C’è un moto di poesia nel richiamo di un passato indimenticato. È una voce che arriva da lontano, sussurrata dal tempo, evocata dalla memoria collettiva di un popolo che ama visceralmente la propria squadra. È quella stessa voce che oggi ha riportato Walter Mazzarri sulla panchina del Napoli, dieci anni dopo il suo addio.
“Bentornato Walter“, ha scritto Aurelio De Laurentiis sui social, con la delicatezza – quasi l’emozione – di chi accoglie non solo un allenatore, ma un ricordo vivo. E la città ha risposto: con stupore, con calore, con quella tipica miscela di passione e scetticismo che solo Napoli sa offrire.
Il ritorno di Mazzarri ha il sapore di un abbraccio sospeso tra passato e presente. Non è soltanto il richiamo del noto, della figura familiare: è la nostalgia per un’epoca in cui il Napoli non era ancora campione, ma sapeva far battere i cuori. Era la squadra dell’assalto all’Europa, dei gol di Cavani, dei duelli epici contro il Chelsea, della Coppa Italia 2012 vinta contro la Juventus. Era una squadra affamata, coraggiosa, sempre con il coltello tra i denti. Era, in fondo, il primo Napoli “moderno”, e Mazzarri ne era l’artefice inquieto e carismatico.
Ma se è vero che il tempo può essere balsamo, è altrettanto vero che può diventare trappola. Perché il Mazzarri di oggi non è più quello di ieri. E il Napoli, a sua volta, è una squadra profondamente diversa: più forte, più esigente, ma anche più fragile nel suo status di Campione d’Italia in carica.
L’esonero di Rudi Garcia, avvenuto dopo un avvio di stagione claudicante, ha lasciato il Napoli in una terra di mezzo: quarto in classifica, con la Champions ancora in bilico e un gioco lontano da quello sfavillante di Spalletti. In questo contesto, la scelta di Mazzarri – nome mai realmente uscito dai radar del presidente – suona come un gesto di rifugio. Una scommessa non sul futuro, ma sulla memoria.
Il contratto firmato è breve, essenziale: sette mesi, fino a giugno 2024. Nessuna clausola per il prolungamento, nessun progetto dichiarato. Un “traghettatore”, non un architetto. Un compito chiaro, ma gravoso: tenere a galla la nave, ritrovare la compattezza, restituire al Napoli un’identità smarrita.

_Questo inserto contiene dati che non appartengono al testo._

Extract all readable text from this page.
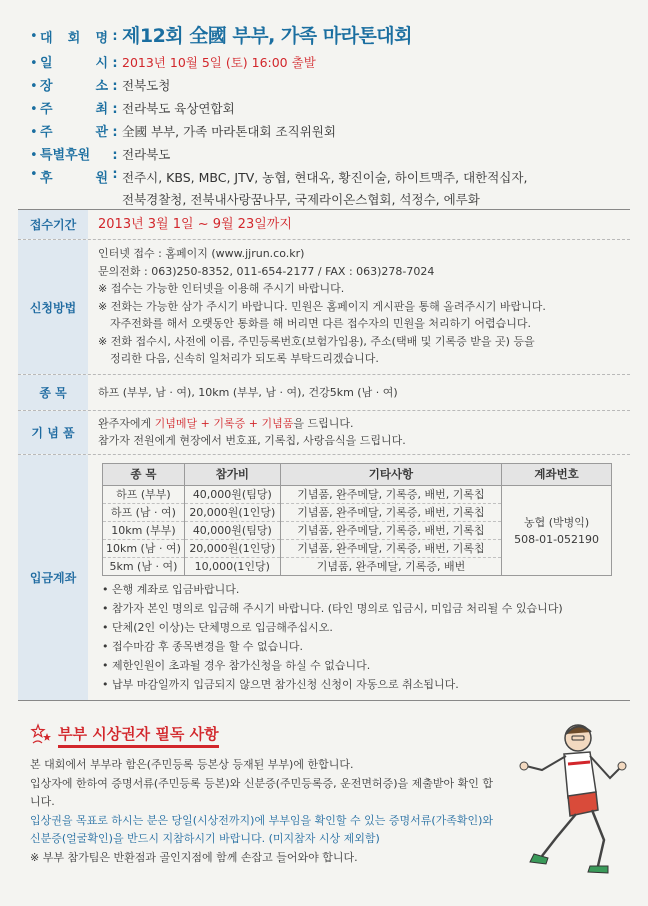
• 대 회 명 : 제12회 全國 부부, 가족 마라톤대회
• 일	시 : 2013년 10월 5일 (토) 16:00 출발
• 장	소 : 전북도청
• 주	최 : 전라북도 육상연합회
• 주	관 : 全國 부부, 가족 마라톤대회 조직위원회
• 특별후원	: 전라북도
• 후	원 : 전주시, KBS, MBC, JTV, 농협, 현대옥, 황진이술, 하이트맥주, 대한적십자,
전북경찰청, 전북내사랑꿈나무, 국제라이온스협회, 석정수, 에루화
접수기간	2013년 3월 1일 ~ 9월 23일까지
신청방법
인터넷 접수 : 홈페이지 (www.jjrun.co.kr)
문의전화 : 063)250-8352, 011-654-2177 / FAX : 063)278-7024
※ 접수는 가능한 인터넷을 이용해 주시기 바랍니다.
※ 전화는 가능한 삼가 주시기 바랍니다. 민원은 홈페이지 게시판을 통해 올려주시기 바랍니다.
자주전화를 해서 오랫동안 통화를 해 버리면 다른 접수자의 민원을 처리하기 어렵습니다.
※ 전화 접수시, 사전에 이름, 주민등록번호(보험가입용), 주소(택배 및 기록증 받을 곳) 등을
정리한 다음, 신속히 일처리가 되도록 부탁드리겠습니다.
종 목	하프 (부부, 남 · 여), 10km (부부, 남 · 여), 건강5km (남 · 여)
기 념 품
완주자에게 기념메달 + 기록증 + 기념품을 드립니다.
참가자 전원에게 현장에서 번호표, 기록칩, 사랑음식을 드립니다.
입금계좌
종 목	참가비	기타사항	계좌번호
하프 (부부)	40,000원(팀당)	기념품, 완주메달, 기록증, 배번, 기록칩	농협 (박병익)
508-01-052190

하프 (남 · 여)	20,000원(1인당)	기념품, 완주메달, 기록증, 배번, 기록칩	
10km (부부)	40,000원(팀당)	기념품, 완주메달, 기록증, 배번, 기록칩	
10km (남 · 여)	20,000원(1인당)	기념품, 완주메달, 기록증, 배번, 기록칩	
5km (남 · 여)	10,000(1인당)	기념품, 완주메달, 기록증, 배번	
• 은행 계좌로 입금바랍니다.
• 참가자 본인 명의로 입금해 주시기 바랍니다. (타인 명의로 입금시, 미입금 처리될 수 있습니다)
• 단체(2인 이상)는 단체명으로 입금해주십시오.
• 접수마감 후 종목변경을 할 수 없습니다.
• 제한인원이 초과될 경우 참가신청을 하실 수 없습니다.
• 납부 마감일까지 입금되지 않으면 참가신청 신청이 자동으로 취소됩니다.
부부 시상권자 필독 사항
본 대회에서 부부라 함은(주민등록 등본상 등재된 부부)에 한합니다.
입상자에 한하여 증명서류(주민등록 등본)와 신분증(주민등록증, 운전면허증)을 제출받아 확인 합니다.
입상권을 목표로 하시는 분은 당일(시상전까지)에 부부임을 확인할 수 있는 증명서류(가족확인)와
신분증(얼굴확인)을 반드시 지참하시기 바랍니다. (미지참자 시상 제외함)
※ 부부 참가팀은 반환점과 골인지점에 함께 손잡고 들어와야 합니다.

E proprio qui sorge il dubbio. Non tanto sull’uomo – che resta competente, esperto, motivato – quanto sulla visione. Napoli è una città che ama con il cuore, ma che ora guarda con gli occhi. Il ritorno di Mazzarri ha acceso l’anima romantica del tifo, ma lascia un retrogusto amaro a chi cerca soluzioni innovative, idee nuove, progettualità a lungo termine.
Mazzarri eredita una squadra piena di talento, ma in confusione. Eppure, in fondo, questo Napoli ha ancora un’anima guerriera. Forse Mazzarri è l’uomo giusto per risvegliarla. Non con la poesia del gioco spallettiano, ma con la concretezza delle battaglie vinte per fame, per orgoglio, per spirito di sacrificio.
Il campo, come sempre, sarà il giudice finale. I tifosi sognano, ma sanno anche attendere. Lo faranno con gli occhi rivolti a un passato glorioso, ma con la mente proiettata a un presente che chiede risposte, non ricordi.
Il ritorno di Mazzarri è una favola, sì. Ma ora serve il lieto fine. Ci sarà?